Oui, à l’échelle des entreprises (et des individus fortunés), la philanthropie peut résolument changer le monde ! Une nuance toutefois : contrairement à ce que l’on pourrait penser, la philanthropie ne se limite pas aux dons financiers, allant au-delà pour intégrer les terrains du partage de compétences et de la mise à disposition de professionnels qualifiés dans le cadre d’un accompagnement, entre autres. Décryptage !
La philanthropie à la française gagne du terrain
Parlons chiffres : en France, on compte pas moins de 5 300 fondations et fons de dotations, représentant un poids économique de 40 milliards d’euros en 2022, selon une étude menée par l’Observatoire de la Fondation de France. En gros, l’Hexagone est particulièrement généreuse… Mais qui sont les grands mécènes ? Si, sans surprise, ce sont les particuliers qui tiennent le haut du pavé, les entreprises ne sont pas en reste, en montrant une volonté croissante de redonner à la société, en marquant leur empreinte bien au-delà du simple chiffre d’affaires.
Le champ d’action favori de ces bienfaiteurs ? En peu de mots, l’action sociale. En effet, celle-ci mobilise un quart des dépenses philanthropiques des entreprises, et tout y passe : art, culture, santé, éducation… Et signalons tout de même que, de plus en plus, les entreprises mettent à la main dans la poche pour la planète. Quant à la portée des fonds allouées aux diverses causes soutenues par les mécènes, plus de la moitié de ces fondations agit à l’échelle locale.

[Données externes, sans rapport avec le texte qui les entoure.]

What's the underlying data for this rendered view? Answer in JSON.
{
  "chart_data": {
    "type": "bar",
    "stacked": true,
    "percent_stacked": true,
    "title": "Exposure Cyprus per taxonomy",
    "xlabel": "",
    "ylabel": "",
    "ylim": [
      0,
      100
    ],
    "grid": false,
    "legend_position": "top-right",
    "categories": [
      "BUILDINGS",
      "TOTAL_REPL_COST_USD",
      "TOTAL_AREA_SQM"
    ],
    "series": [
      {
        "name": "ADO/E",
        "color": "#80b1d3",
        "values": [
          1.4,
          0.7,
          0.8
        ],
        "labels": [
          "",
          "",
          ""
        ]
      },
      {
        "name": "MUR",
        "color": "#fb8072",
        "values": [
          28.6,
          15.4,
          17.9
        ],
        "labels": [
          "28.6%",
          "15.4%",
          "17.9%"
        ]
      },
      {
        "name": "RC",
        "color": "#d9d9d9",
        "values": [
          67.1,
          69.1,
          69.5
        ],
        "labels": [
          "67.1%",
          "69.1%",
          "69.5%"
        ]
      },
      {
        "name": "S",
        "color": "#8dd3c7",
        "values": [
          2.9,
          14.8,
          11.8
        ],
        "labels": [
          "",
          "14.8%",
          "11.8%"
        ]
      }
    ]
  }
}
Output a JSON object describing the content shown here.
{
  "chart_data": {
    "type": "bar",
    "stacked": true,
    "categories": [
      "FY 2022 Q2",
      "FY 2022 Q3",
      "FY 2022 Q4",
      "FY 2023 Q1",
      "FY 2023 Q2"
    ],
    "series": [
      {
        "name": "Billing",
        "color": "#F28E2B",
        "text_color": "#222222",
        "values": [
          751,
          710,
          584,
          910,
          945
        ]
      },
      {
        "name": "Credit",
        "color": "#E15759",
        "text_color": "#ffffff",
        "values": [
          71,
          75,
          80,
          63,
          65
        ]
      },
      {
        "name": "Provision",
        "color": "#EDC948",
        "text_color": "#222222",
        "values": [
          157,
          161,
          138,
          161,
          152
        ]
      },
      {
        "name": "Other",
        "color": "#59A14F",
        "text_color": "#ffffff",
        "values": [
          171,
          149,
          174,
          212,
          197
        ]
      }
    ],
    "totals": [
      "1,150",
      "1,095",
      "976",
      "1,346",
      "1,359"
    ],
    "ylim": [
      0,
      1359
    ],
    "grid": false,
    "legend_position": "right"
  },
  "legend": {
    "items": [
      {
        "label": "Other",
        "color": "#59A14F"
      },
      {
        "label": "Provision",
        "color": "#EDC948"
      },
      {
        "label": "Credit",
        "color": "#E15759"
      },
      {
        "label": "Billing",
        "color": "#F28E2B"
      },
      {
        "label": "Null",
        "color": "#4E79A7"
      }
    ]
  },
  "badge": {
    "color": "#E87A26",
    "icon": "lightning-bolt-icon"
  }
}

Mais il faut savoir que ce mouvement de la philanthropie ne s’est pas créé du jour au lendemain. Si, dans les premiers temps, la culture était le principal bénéficiaire de l’élan de générosité des entreprises, les années 1990-2000 ont vu émerger une prise de conscience sociale. Les questions de précarité ont gagné en importance, poussant à une réaction collective. Désormais, avec les défis du changement climatique et l’importance de s’engager localement, les entreprises voient au-delà du profit : elles visent l’impact, ou ce qu’elles aiment appeler l’héritage. Car oui, la philanthropie en France n’est pas qu’une question de dons, elle est intrinsèquement liée à notre tissu social. Et dans cette marche en avant, la France semble bien décidée à montrer la voie…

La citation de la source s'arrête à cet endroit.